Figure 2 Rates of sustained virologic response 12 weeks after scheduled end-of-therapy (SVR12) to interferon-free, all oral treatment regimens including at least two direct-acting antivirals with or without ribavirin according to (A) baseline cirrhosis, (B) HCV genotype, (C) prior injecting drug use (IDU) and (D) response to previous therapy with pegylated interferon plus ribavirin in an intention-to-treat approach. Dark bars: HCV-monoinfected patients; light bars: HIV/HCV-coinfected patients; SVR12: Sustained virologic response 12 weeks after scheduled end-of-therapy. PR: partial response; NR: null response

With the arrival of the firstly approved direct-acting antivirals (DAA), the impact of HIV-infection on treatment response may have changed. In fact, it is widely assumed that response rates of HIV/HCV-coinfected patients are equal to HCV-monoinfected subjects.^4–8 This conclusion was drawn by comparing different clinical trials, as well as data derived from real-life studies^9–12. In these, HIV/HCV-coinfected and HCV-monoinfected patients in most cases attended different clinical units and were cared for by different physicians, thus receiving non-homogeneous clinical management. The assumption is manifested in Spanish national, as well as international guidelines,^{4, 5} which stopped differentiating between HCV-monoinfection and HIV/HCV-coinfection. Thus, the current recommendation is that treatment should be managed disregarding their coinfection status.

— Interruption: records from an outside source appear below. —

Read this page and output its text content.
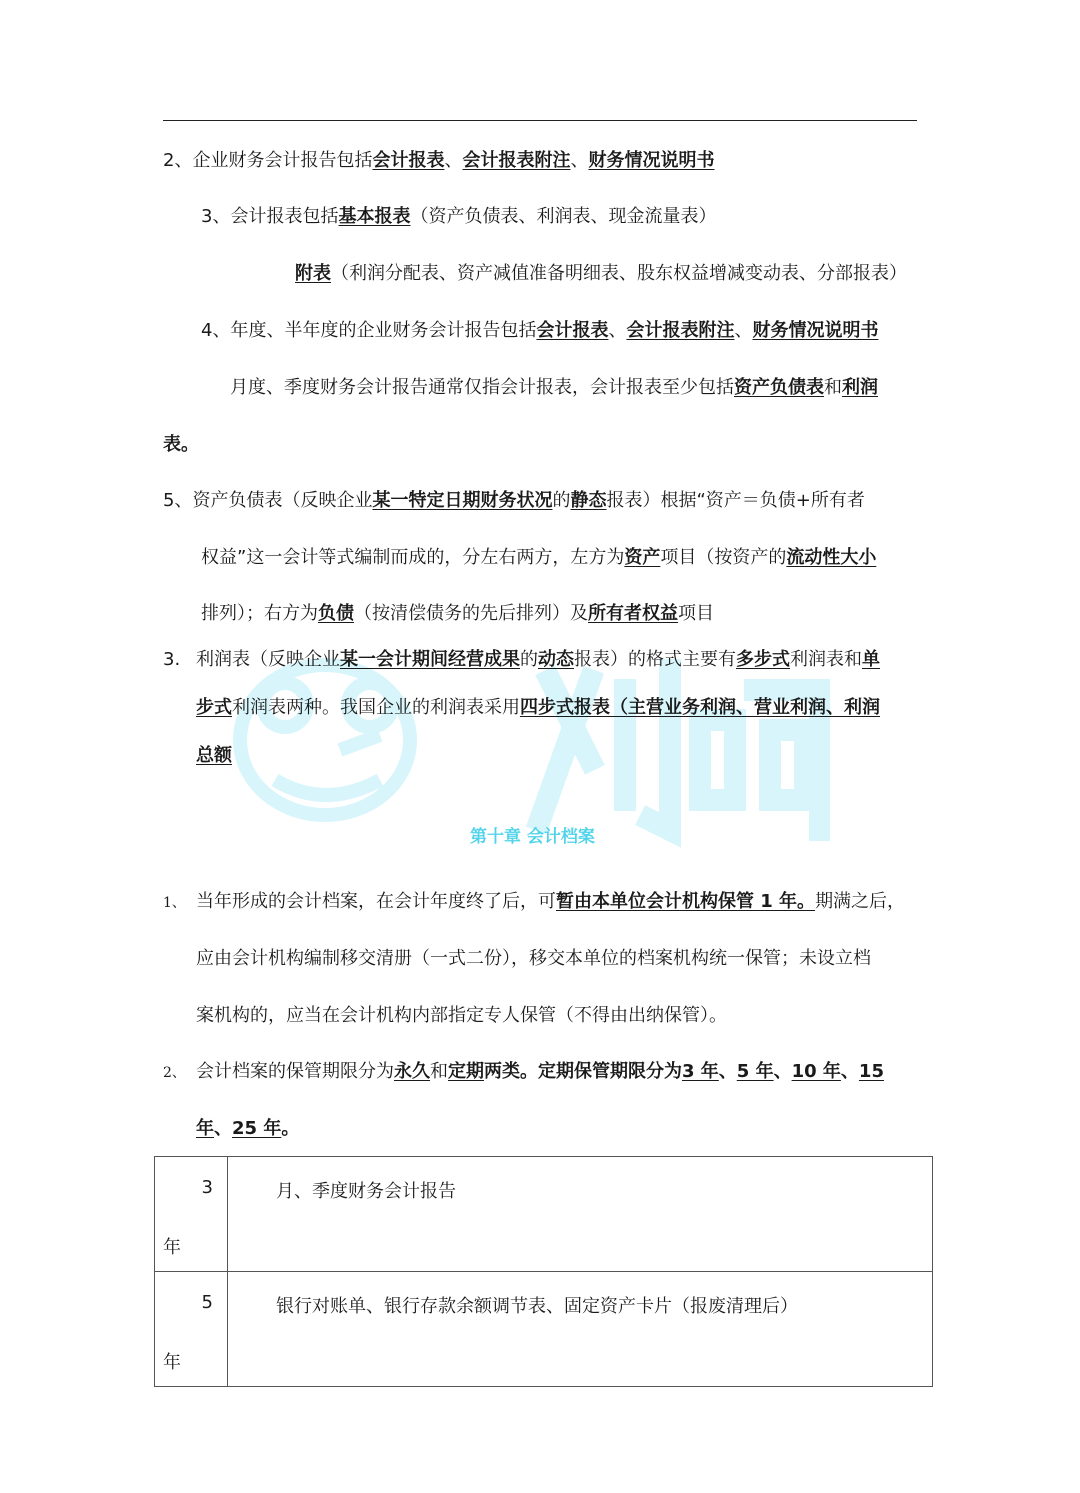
2、企业财务会计报告包括会计报表、会计报表附注、财务情况说明书
3、会计报表包括基本报表（资产负债表、利润表、现金流量表）
附表（利润分配表、资产减值准备明细表、股东权益增减变动表、分部报表）
4、年度、半年度的企业财务会计报告包括会计报表、会计报表附注、财务情况说明书
月度、季度财务会计报告通常仅指会计报表，会计报表至少包括资产负债表和利润
表。
5、资产负债表（反映企业某一特定日期财务状况的静态报表）根据“资产＝负债+所有者
权益”这一会计等式编制而成的，分左右两方，左方为资产项目（按资产的流动性大小
排列）；右方为负债（按清偿债务的先后排列）及所有者权益项目
3. 利润表（反映企业某一会计期间经营成果的动态报表）的格式主要有多步式利润表和单
步式利润表两种。我国企业的利润表采用四步式报表（主营业务利润、营业利润、利润
总额
第十章 会计档案
1、 当年形成的会计档案，在会计年度终了后，可暂由本单位会计机构保管 1 年。期满之后，
应由会计机构编制移交清册（一式二份），移交本单位的档案机构统一保管；未设立档
案机构的，应当在会计机构内部指定专人保管（不得由出纳保管）。
2、 会计档案的保管期限分为永久和定期两类。定期保管期限分为3 年、5 年、10 年、15
年、25 年。
3
年	月、季度财务会计报告

5
年	银行对账单、银行存款余额调节表、固定资产卡片（报废清理后）
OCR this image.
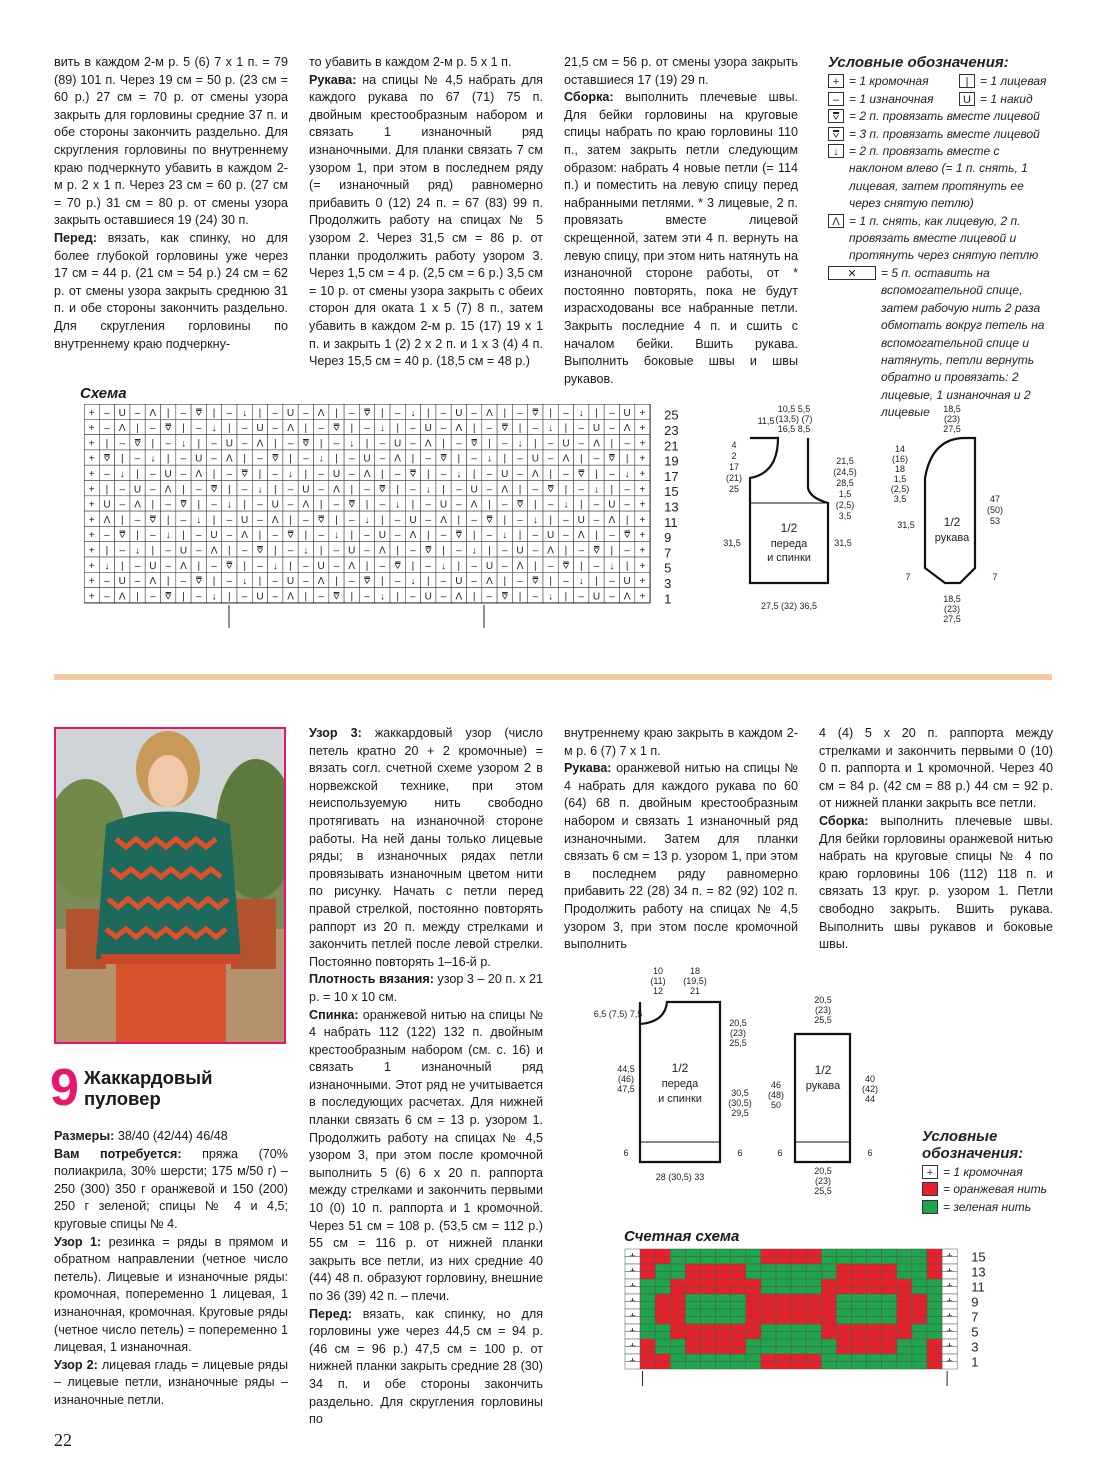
вить в каждом 2-м р. 5 (6) 7 х 1 п. = 79 (89) 101 п. Через 19 см = 50 р. (23 см = 60 р.) 27 см = 70 р. от смены узора закрыть для горловины средние 37 п. и обе стороны закончить раздельно. Для скругления горловины по внутреннему краю подчеркнуто убавить в каждом 2-м р. 2 х 1 п. Через 23 см = 60 р. (27 см = 70 р.) 31 см = 80 р. от смены узора закрыть оставшиеся 19 (24) 30 п.

Перед: вязать, как спинку, но для более глубокой горловины уже через 17 см = 44 р. (21 см = 54 р.) 24 см = 62 р. от смены узора закрыть среднюю 31 п. и обе стороны закончить раздельно. Для скругления горловины по внутреннему краю подчеркну-

то убавить в каждом 2-м р. 5 х 1 п.

Рукава: на спицы № 4,5 набрать для каждого рукава по 67 (71) 75 п. двойным крестообразным набором и связать 1 изнаночный ряд изнаночными. Для планки связать 7 см узором 1, при этом в последнем ряду (= изнаночный ряд) равномерно прибавить 0 (12) 24 п. = 67 (83) 99 п. Продолжить работу на спицах № 5 узором 2. Через 31,5 см = 86 р. от планки продолжить работу узором 3. Через 1,5 см = 4 р. (2,5 см = 6 р.) 3,5 см = 10 р. от смены узора закрыть с обеих сторон для оката 1 х 5 (7) 8 п., затем убавить в каждом 2-м р. 15 (17) 19 х 1 п. и закрыть 1 (2) 2 х 2 п. и 1 х 3 (4) 4 п. Через 15,5 см = 40 р. (18,5 см = 48 р.)

21,5 см = 56 р. от смены узора закрыть оставшиеся 17 (19) 29 п.

Сборка: выполнить плечевые швы. Для бейки горловины на круговые спицы набрать по краю горловины 110 п., затем закрыть петли следующим образом: набрать 4 новые петли (= 114 п.) и поместить на левую спицу перед набранными петлями. * 3 лицевые, 2 п. провязать вместе лицевой скрещенной, затем эти 4 п. вернуть на левую спицу, при этом нить натянуть на изнаночной стороне работы, от * постоянно повторять, пока не будут израсходованы все набранные петли. Закрыть последние 4 п. и сшить с началом бейки. Вшить рукава. Выполнить боковые швы и швы рукавов.

Условные обозначения:
+ = 1 кромочная	| = 1 лицевая
– = 1 изнаночная	U = 1 накид
⩢ = 2 п. провязать вместе лицевой
⩢ = 3 п. провязать вместе лицевой
↓ = 2 п. провязать вместе с наклоном влево (= 1 п. снять, 1 лицевая, затем протянуть ее через снятую петлю)
Λ = 1 п. снять, как лицевую, 2 п. провязать вместе лицевой и протянуть через снятую петлю
✕	= 5 п. оставить на вспомогательной спице, затем рабочую нить 2 раза обмотать вокруг петель на вспомогательной спице и натянуть, петли вернуть обратно и провязать: 2 лицевые, 1 изнаночная и 2 лицевые
Схема
+ – U – Λ | – ⩢ | – ↓ | – U – Λ | – ⩢ | – ↓ | – U – Λ | – ⩢ | – ↓ | – U +
+ – Λ | – ⩢ | – ↓ | – U – Λ | – ⩢ | – ↓ | – U – Λ | – ⩢ | – ↓ | – U – Λ +
+ | – ⩢ | – ↓ | – U – Λ | – ⩢ | – ↓ | – U – Λ | – ⩢ | – ↓ | – U – Λ | – +
+ ⩢ | – ↓ | – U – Λ | – ⩢ | – ↓ | – U – Λ | – ⩢ | – ↓ | – U – Λ | – ⩢ | +
+ – ↓ | – U – Λ | – ⩢ | – ↓ | – U – Λ | – ⩢ | – ↓ | – U – Λ | – ⩢ | – ↓ +
+ | – U – Λ | – ⩢ | – ↓ | – U – Λ | – ⩢ | – ↓ | – U – Λ | – ⩢ | – ↓ | – +
+ U – Λ | – ⩢ | – ↓ | – U – Λ | – ⩢ | – ↓ | – U – Λ | – ⩢ | – ↓ | – U – +
+ Λ | – ⩢ | – ↓ | – U – Λ | – ⩢ | – ↓ | – U – Λ | – ⩢ | – ↓ | – U – Λ | +
+ – ⩢ | – ↓ | – U – Λ | – ⩢ | – ↓ | – U – Λ | – ⩢ | – ↓ | – U – Λ | – ⩢ +
+ | – ↓ | – U – Λ | – ⩢ | – ↓ | – U – Λ | – ⩢ | – ↓ | – U – Λ | – ⩢ | – +
+ ↓ | – U – Λ | – ⩢ | – ↓ | – U – Λ | – ⩢ | – ↓ | – U – Λ | – ⩢ | – ↓ | +
+ – U – Λ | – ⩢ | – ↓ | – U – Λ | – ⩢ | – ↓ | – U – Λ | – ⩢ | – ↓ | – U +
+ – Λ | – ⩢ | – ↓ | – U – Λ | – ⩢ | – ↓ | – U – Λ | – ⩢ | – ↓ | – U – Λ +
25
23
21
19
17
15
13
11
9
7
5
3
1
10,5 5,5
(13,5) (7)
16,5 8,5
11,5
4
2
17
(21)
25
21,5
(24,5)
28,5
1,5
(2,5)
3,5
31,5	31,5
1/2
переда
и спинки
27,5 (32) 36,5
18,5
(23)
27,5
14
(16)
18
1,5
(2,5)
3,5
31,5
47
(50)
53
1/2
рукава
7	7
18,5
(23)
27,5
9 Жаккардовый
пуловер

Размеры: 38/40 (42/44) 46/48

Вам потребуется: пряжа (70% полиакрила, 30% шерсти; 175 м/50 г) – 250 (300) 350 г оранжевой и 150 (200) 250 г зеленой; спицы № 4 и 4,5; круговые спицы № 4.

Узор 1: резинка = ряды в прямом и обратном направлении (четное число петель). Лицевые и изнаночные ряды: кромочная, попеременно 1 лицевая, 1 изнаночная, кромочная. Круговые ряды (четное число петель) = попеременно 1 лицевая, 1 изнаночная.

Узор 2: лицевая гладь = лицевые ряды – лицевые петли, изнаночные ряды – изнаночные петли.

Узор 3: жаккардовый узор (число петель кратно 20 + 2 кромочные) = вязать согл. счетной схеме узором 2 в норвежской технике, при этом неиспользуемую нить свободно протягивать на изнаночной стороне работы. На ней даны только лицевые ряды; в изнаночных рядах петли провязывать изнаночным цветом нити по рисунку. Начать с петли перед правой стрелкой, постоянно повторять раппорт из 20 п. между стрелками и закончить петлей после левой стрелки. Постоянно повторять 1–16-й р.

Плотность вязания: узор 3 – 20 п. х 21 р. = 10 х 10 см.

Спинка: оранжевой нитью на спицы № 4 набрать 112 (122) 132 п. двойным крестообразным набором (см. с. 16) и связать 1 изнаночный ряд изнаночными. Этот ряд не учитывается в последующих расчетах. Для нижней планки связать 6 см = 13 р. узором 1. Продолжить работу на спицах № 4,5 узором 3, при этом после кромочной выполнить 5 (6) 6 х 20 п. раппорта между стрелками и закончить первыми 10 (0) 10 п. раппорта и 1 кромочной. Через 51 см = 108 р. (53,5 см = 112 р.) 55 см = 116 р. от нижней планки закрыть все петли, из них средние 40 (44) 48 п. образуют горловину, внешние по 36 (39) 42 п. – плечи.

Перед: вязать, как спинку, но для горловины уже через 44,5 см = 94 р. (46 см = 96 р.) 47,5 см = 100 р. от нижней планки закрыть средние 28 (30) 34 п. и обе стороны закончить раздельно. Для скругления горловины по

внутреннему краю закрыть в каждом 2-м р. 6 (7) 7 х 1 п.

Рукава: оранжевой нитью на спицы № 4 набрать для каждого рукава по 60 (64) 68 п. двойным крестообразным набором и связать 1 изнаночный ряд изнаночными. Затем для планки связать 6 см = 13 р. узором 1, при этом в последнем ряду равномерно прибавить 22 (28) 34 п. = 82 (92) 102 п. Продолжить работу на спицах № 4,5 узором 3, при этом после кромочной выполнить

4 (4) 5 х 20 п. раппорта между стрелками и закончить первыми 0 (10) 0 п. раппорта и 1 кромочной. Через 40 см = 84 р. (42 см = 88 р.) 44 см = 92 р. от нижней планки закрыть все петли.

Сборка: выполнить плечевые швы. Для бейки горловины оранжевой нитью набрать на круговые спицы № 4 по краю горловины 106 (112) 118 п. и связать 13 круг. р. узором 1. Петли свободно закрыть. Вшить рукава. Выполнить швы рукавов и боковые швы.

10
(11)
12
18
(19,5)
21
6,5 (7,5) 7,5
20,5
(23)
25,5
44,5
(46)
47,5	30,5
(30,5)
29,5
1/2
переда
и спинки
6	6
28 (30,5) 33
20,5
(23)
25,5
46
(48)
50
40
(42)
44
1/2
рукава
6	6
20,5
(23)
25,5
Условные
обозначения:
+ = 1 кромочная
= оранжевая нить
= зеленая нить
Счетная схема
15
13
11
9
7
5
3
1
22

However, adequately designed comparative studies are warranted in order to evaluate whether those treatment strategies that could imply a higher risk of failure, such as shortening therapy or ribavirin free combinations, are equally valid for monoinfected and coinfected patients. Furthermore, real-life data obtained regarding this topic are of special interest, since less adherence, as well as a patient supervision less strict than conducted in clinical trials, could be the key to the detection of differences in real life that may not be identified in clinical trials.

Therefore, the aim of this study was to evaluate the impact of HIV coinfection on the response to DAA-based treatment against HCV infection in the clinical practice.

Patients and methods

Study design and population

In a prospective multicohort study, HIV/HCV-coinfected patients (HEPAVIR-DAA Cohort; ClinicalTrials.gov ID: NCT02057003) and HCV-monoinfected individuals (GEHEP-MONO Cohort; ClinicalTrials.gov ID: NCT02333292) who initiated any DAA-based therapy at the Infectious Diseases units of 33 hospitals throughout Spain since October 2011 were included. All 33 centers which participated in both cohorts and candidates for IFN-free treatment were uniformly selected according to the criteria of a nation-wide program for HCV therapy.¹³ According to the protocol, clinical visits are conducted at least at baseline, at treatment weeks 4, 12, and every 12 weeks thereafter, if applicable, as well as 12 weeks and 24 weeks after the scheduled end of treatment. Hematological, biochemical, and clinical determinations are carried out at each visit. Those subjects who had reached the scheduled time point for assessing SVR 12 weeks after completing therapy (SVR12) were included in the present study.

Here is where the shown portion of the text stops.